Alimentation

Article très délicat à élaborer, car il ne se veut porteur d’un quelconque jugement envers qui que ce soit. Il est juste le reflet de prises de conscience personnelles au cours des années. Chacun agit selon sa sensibilité, et selon ce qui lui semble correspondre à sa vision de la Vie, du grand Tout.
La Tradition hindouiste accorde une importance extrême à tout ce que l’on mange, et à la manière dont la nourriture est préparée. Elle évoque notamment l’importance des pensées de celui ou celle qui prépare le repas. C’est vrai que la tarte aux pommes de la Mamie amoureuse de ses petits enfants est plus que succulente !
Des sages, et non des moindres, expliquent que lorsque l’on mange de la viande, on absorbe en même temps le stress, la peur de l’animal lors de sa mort. Indépendamment des toxines qui sont un poison pour notre corps.
Dans notre monde de sur-consommation, voulue et savamment orchestrée par les hommes politiques à renfort d’arguments fallacieux et par les lobbies, très peu de personnes peuvent se rendre compte de la chaîne de souffrance animale qui a fini par amener ce cuissot appétissant dans leur assiette, ou cette volaille alléchante. Et la plupart seraient incapables de supporter la simple vue des conditions dans lesquelles tous ces animaux sont élevés, tués, dépecés. Pour notre plaisir. Pour mourir un jour de trop manger, de mal manger, alors que des milliers de personnes meurent de faim au même instant.
Notre système digestif se rapproche le plus de celui du chimpanzé, qui se nourrit de 80% de baies et fruits, et de 20% de protéines (insectes). Mais nous avons pour la plupart fait le choix de nous nourrir comme des porcidés, qui se régalent de tout ! Et tant de publicités nous invitent à le faire.
Pour ma part, je suis incapable de tuer un animal pour le manger, et cela depuis tout stroumph, comme la plupart d’entre-nous d’ailleurs. Un jour, alors que je consommais encore de la viande, j’ai décidé de ne pas laisser les autres tuer à ma place. Je trouvais finalement cela assez illogique et peu courageux... Du jour au lendemain je n’ai plus consommé ce qui supprimait une vie animale.

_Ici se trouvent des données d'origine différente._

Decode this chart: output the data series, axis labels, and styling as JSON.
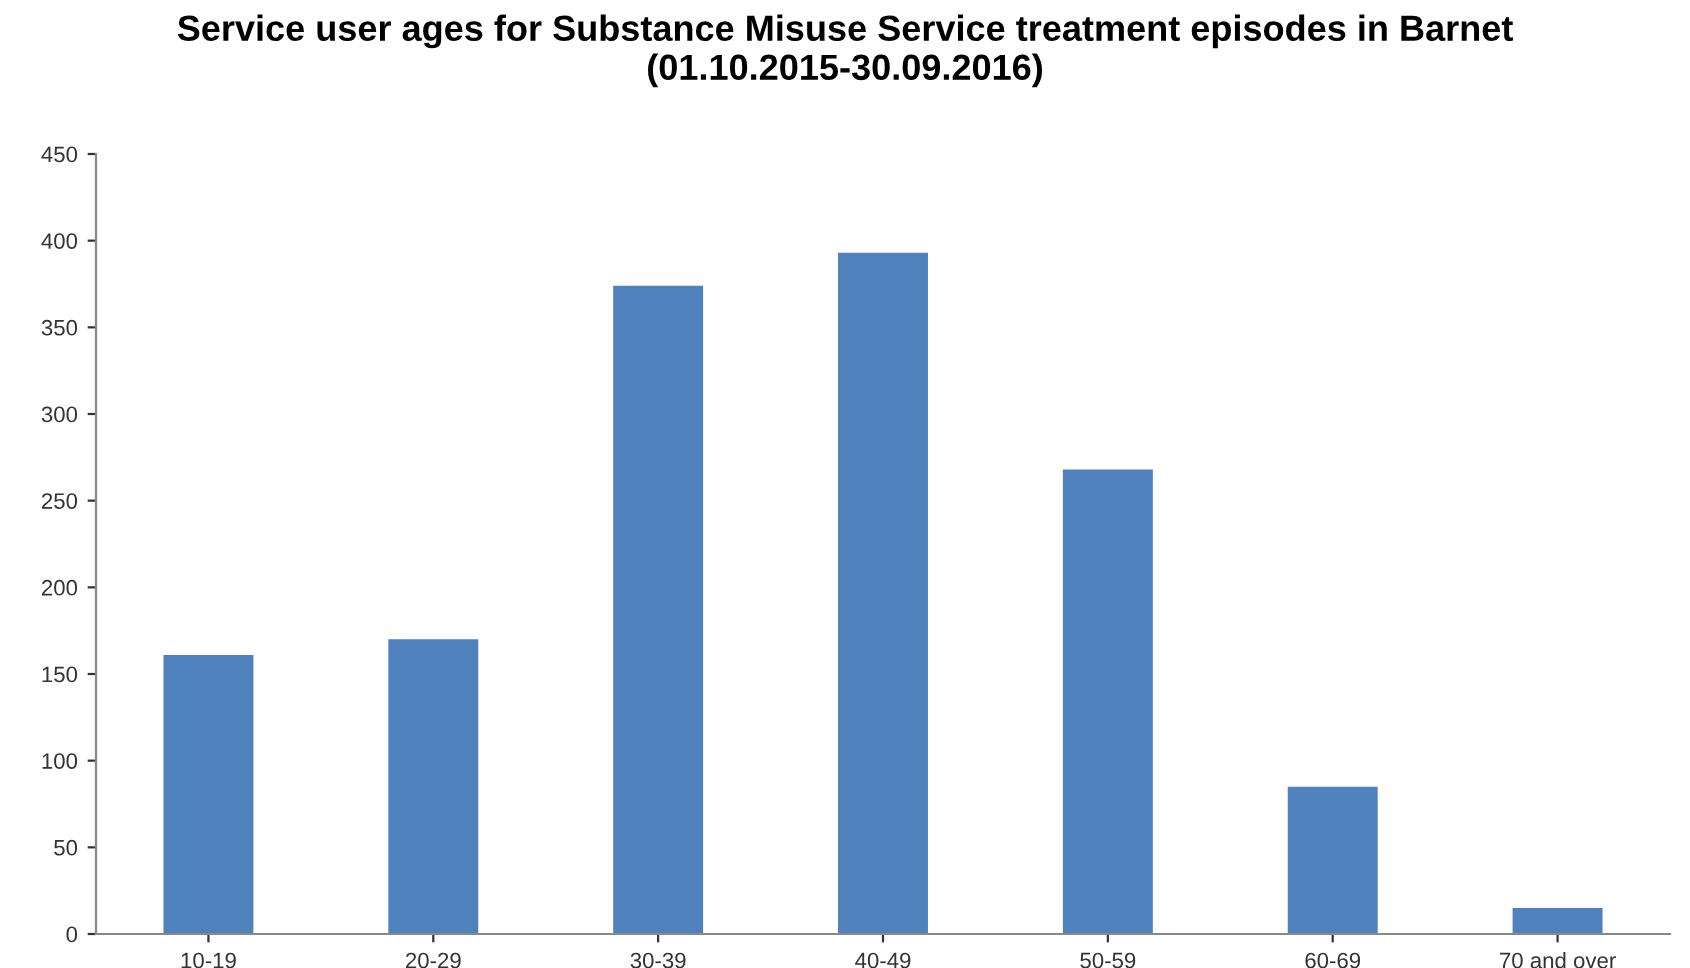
{
  "chart_data": {
    "type": "bar",
    "title": "Service user ages for Substance Misuse Service treatment episodes in Barnet\n(01.10.2015-30.09.2016)",
    "categories": [
      "10-19",
      "20-29",
      "30-39",
      "40-49",
      "50-59",
      "60-69",
      "70 and over"
    ],
    "values": [
      161,
      170,
      374,
      393,
      268,
      85,
      15
    ],
    "color": "#4f81bd",
    "ylim": [
      0,
      450
    ],
    "yticks": [
      0,
      50,
      100,
      150,
      200,
      250,
      300,
      350,
      400,
      450
    ],
    "grid": false,
    "legend": false
  }
}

Et il n’y a dans cette démarche, vraiment aucun effort à accomplir, aucun sacrifice : on ne peut faire autrement, et la "tentation" n’a existé pour moi à aucun moment depuis ces dizaines d’années.

Tout récemment, je consommais encore un peu de lait, et mangeais du fromage. Car je me disais qu’on ne supprimait pas de vie en faisant cela. Et bien plouf... mauvaise pioche ! Je me suis retrouvé chez un ami éleveur de chèvres (elles sont bichonnées, câlinées..) pour donner le biberon aux chevreaux. Moments magiques, inoubliables, avec ces petits pitchounes et pitchounettes... Jusqu’au jour où j’ai appris que ceux que j’avais tenus pendant des heures dans mes bras, allaient partir à l’abattoir le lendemain... Je vous laisse imaginer ce que j’ai ressenti. Et la décision que j’ai prise.
Et oui, pour qu’une vache, chèvre ou brebis donne du lait, elle doit avoir chaque année un ou des petits. Et les éleveurs bien évidemment ne peuvent garder tous ces bébés, même si cela fend le cœur à certains de s’en séparer, je le sais. Donc ils vendent la plupart pour la viande. Les veaux et les chevreaux de lait sont très appréciés...
Je vous fais grâce d’évoquer les chevaux de course, l’abatage des dauphins, les poules en batterie, l’expérimentation animale, les animaux de cirque, de zoo, les chiens de chasse enfermés 9 mois sur 12, la chasse à courre...
Je crois profondément que toute la souffrance que l’on engendre, envers qui que ce soit, d’une manière ou d’une autre, individuellement ou collectivement, nous revient tôt ou tard. On ne peut plus dire aujourd’hui que l’on ne savait pas, tout fonctionne selon le principe de l’offre et de la demande, et c’est le comportement de chacun, individuellement, qui peut changer les choses collectivement. Ce n’est jamais aux autres de commencer, de faire, mais à soi !

A chacun ses choix, mais en respectant celui des autres, car nul ne peut prétendre être dans la vérité.